From time to time, in working with Solr there is a common problem – when do you update the Solr index structure. There are various reasons for these changes – the new functional requirements, optimization, or anything else – it is not important. What is important is the questions that arise – should we remove the index, or simply change the structure and do a full indexing? Contrary to appearances, the answer to this question depends on the changes we made in the structure of the index.
Personally, I am an advocate of solutions that have the smallest chance to cause problems – I just like to sleep at night. I think that removing the index after updateing its structure and then doing the full indexation of the data is one of those solutions, at least in my opinion. I am aware, however, that this type of solution is not always acceptable. So when are we not forced to remove the index, and when will it expose us to potential problems with the Solr when we don't do it?
The answer to the question depends on what changed in the structure of the index. Such changes can be divided into three areas covering most of the changes that we make in the structure of the index:
- Adding / removing new field
- Similarity modification
- Field modification
Adding / removing new field
In the case of the first type of modification of the matter is quite simple – if we add or remove a new field to schema.xml there is no need to remove the entire index before re-indexing. Solr handles adding a new field to the current index. Of course, you should be aware that the documents which will not be after this operation will not be re-indexed or automatically updated.

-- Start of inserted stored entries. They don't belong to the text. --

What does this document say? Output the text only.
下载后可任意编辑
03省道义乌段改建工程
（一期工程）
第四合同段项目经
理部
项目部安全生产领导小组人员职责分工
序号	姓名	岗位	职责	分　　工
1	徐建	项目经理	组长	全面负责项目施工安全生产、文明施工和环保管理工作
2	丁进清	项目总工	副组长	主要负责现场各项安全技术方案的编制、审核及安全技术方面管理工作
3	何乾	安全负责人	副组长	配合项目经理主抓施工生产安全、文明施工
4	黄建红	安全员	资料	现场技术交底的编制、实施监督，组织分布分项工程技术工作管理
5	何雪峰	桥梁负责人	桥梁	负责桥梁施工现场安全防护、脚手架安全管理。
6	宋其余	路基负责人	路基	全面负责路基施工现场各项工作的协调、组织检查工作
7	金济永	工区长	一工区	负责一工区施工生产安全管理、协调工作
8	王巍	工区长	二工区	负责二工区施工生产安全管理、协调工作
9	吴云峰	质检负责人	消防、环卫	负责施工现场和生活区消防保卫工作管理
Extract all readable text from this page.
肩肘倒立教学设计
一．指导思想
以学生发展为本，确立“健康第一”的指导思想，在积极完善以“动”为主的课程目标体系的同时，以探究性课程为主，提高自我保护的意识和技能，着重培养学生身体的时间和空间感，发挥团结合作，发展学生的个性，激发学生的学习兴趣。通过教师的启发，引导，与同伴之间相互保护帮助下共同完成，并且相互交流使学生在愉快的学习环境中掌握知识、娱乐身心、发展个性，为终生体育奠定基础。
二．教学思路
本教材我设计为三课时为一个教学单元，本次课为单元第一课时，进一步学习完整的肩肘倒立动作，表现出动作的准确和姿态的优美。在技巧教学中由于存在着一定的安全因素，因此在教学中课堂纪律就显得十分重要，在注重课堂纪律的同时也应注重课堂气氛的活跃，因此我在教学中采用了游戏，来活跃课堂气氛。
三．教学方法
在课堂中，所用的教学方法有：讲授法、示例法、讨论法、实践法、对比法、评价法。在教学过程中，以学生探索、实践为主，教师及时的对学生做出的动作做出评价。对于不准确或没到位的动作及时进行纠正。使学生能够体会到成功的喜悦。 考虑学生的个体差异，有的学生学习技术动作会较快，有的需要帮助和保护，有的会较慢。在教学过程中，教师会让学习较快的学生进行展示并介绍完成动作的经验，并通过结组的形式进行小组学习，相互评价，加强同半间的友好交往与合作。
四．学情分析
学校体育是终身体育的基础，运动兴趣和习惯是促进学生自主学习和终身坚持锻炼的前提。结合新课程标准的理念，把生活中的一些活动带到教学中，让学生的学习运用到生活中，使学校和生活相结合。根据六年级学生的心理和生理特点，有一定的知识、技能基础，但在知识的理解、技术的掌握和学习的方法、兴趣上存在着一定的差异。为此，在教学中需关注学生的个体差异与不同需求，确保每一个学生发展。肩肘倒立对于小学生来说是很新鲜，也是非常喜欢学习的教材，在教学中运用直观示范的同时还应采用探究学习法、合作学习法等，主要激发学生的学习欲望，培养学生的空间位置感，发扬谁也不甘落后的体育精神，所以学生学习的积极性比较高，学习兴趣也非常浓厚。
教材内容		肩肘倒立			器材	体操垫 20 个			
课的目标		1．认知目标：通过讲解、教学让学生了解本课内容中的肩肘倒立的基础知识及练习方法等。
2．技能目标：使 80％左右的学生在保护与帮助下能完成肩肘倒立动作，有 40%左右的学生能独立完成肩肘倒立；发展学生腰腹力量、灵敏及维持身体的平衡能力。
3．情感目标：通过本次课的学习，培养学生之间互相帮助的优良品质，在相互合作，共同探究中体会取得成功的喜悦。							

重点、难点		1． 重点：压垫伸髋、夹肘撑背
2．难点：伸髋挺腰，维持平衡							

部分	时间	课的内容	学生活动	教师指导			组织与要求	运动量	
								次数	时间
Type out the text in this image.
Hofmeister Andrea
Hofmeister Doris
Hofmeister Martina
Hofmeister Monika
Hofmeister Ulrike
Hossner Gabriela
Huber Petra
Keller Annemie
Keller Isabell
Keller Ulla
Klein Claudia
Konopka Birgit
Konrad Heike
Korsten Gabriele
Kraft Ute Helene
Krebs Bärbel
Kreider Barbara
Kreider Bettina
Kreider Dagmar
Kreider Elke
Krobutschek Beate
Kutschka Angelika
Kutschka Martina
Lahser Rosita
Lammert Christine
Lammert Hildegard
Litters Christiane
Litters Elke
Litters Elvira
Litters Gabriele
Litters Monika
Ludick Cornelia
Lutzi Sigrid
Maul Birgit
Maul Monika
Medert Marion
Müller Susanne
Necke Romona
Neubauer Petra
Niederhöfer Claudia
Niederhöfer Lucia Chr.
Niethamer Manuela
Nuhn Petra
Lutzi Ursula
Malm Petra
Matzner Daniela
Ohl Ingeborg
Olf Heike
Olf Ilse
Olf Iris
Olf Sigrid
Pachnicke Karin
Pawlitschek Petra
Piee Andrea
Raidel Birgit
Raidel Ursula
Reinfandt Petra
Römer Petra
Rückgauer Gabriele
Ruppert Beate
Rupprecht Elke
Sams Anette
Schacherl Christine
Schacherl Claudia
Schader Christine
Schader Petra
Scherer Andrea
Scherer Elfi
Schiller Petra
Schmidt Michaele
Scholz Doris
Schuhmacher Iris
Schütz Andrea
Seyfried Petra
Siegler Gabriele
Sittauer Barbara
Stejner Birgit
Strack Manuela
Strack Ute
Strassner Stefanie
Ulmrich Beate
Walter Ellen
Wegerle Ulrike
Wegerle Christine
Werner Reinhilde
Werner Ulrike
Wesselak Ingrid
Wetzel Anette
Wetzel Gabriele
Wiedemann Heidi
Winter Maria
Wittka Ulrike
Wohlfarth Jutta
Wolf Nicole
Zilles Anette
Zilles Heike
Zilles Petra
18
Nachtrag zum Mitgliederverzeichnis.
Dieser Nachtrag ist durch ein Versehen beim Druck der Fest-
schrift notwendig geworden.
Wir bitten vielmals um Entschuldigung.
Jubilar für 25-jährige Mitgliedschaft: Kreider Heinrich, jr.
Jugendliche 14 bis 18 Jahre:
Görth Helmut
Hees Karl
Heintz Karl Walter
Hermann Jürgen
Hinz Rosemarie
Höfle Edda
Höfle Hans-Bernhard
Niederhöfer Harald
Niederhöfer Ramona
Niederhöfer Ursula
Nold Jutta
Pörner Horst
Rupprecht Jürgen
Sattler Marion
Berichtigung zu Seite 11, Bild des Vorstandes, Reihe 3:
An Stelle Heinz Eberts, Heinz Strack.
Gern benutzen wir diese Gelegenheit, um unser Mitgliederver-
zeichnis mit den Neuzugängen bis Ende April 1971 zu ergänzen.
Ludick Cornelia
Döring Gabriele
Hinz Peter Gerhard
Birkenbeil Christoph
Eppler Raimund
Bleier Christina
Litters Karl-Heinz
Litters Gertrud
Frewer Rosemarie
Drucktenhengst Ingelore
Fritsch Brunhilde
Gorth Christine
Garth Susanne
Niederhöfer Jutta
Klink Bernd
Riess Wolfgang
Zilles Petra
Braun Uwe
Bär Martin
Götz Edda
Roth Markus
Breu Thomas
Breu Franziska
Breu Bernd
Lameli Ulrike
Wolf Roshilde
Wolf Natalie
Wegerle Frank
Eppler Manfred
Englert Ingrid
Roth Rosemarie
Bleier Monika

In the second case – the change of the class that is responsible for Similarity also does not force us to to delete the index after the change. But unlike the previous example, if we want Solr to correctly calculate the score, and thus to sort in the correct order we will be forced to re-index all documents previously present in the index.
Let's stop a minute on the third case. Let’s suppose that we modify slightly the field in the index for a prosaic reason – we are no longer are interested in the normalization of its length. We set omitNorms=”true” (I assume that the previous setting was omitNorms=”false”). If we re-index all the documents, the Lucene indexes, in the combined segments, will still have information about length normalization of the field. Something went wrong. This is precisely the case when it is necessary to delete the index after the change to its structure, and prior to full indexation. At first glance, it seems that this is a very small change, but thinking further, we have some side effects of the change. It is worth remembering that some of the field properties are overwritten by others, as in the case of normalization of the length – if one segment will have length normalization, and the second will not, when you combine the segments you will have length normalization in the one that was created.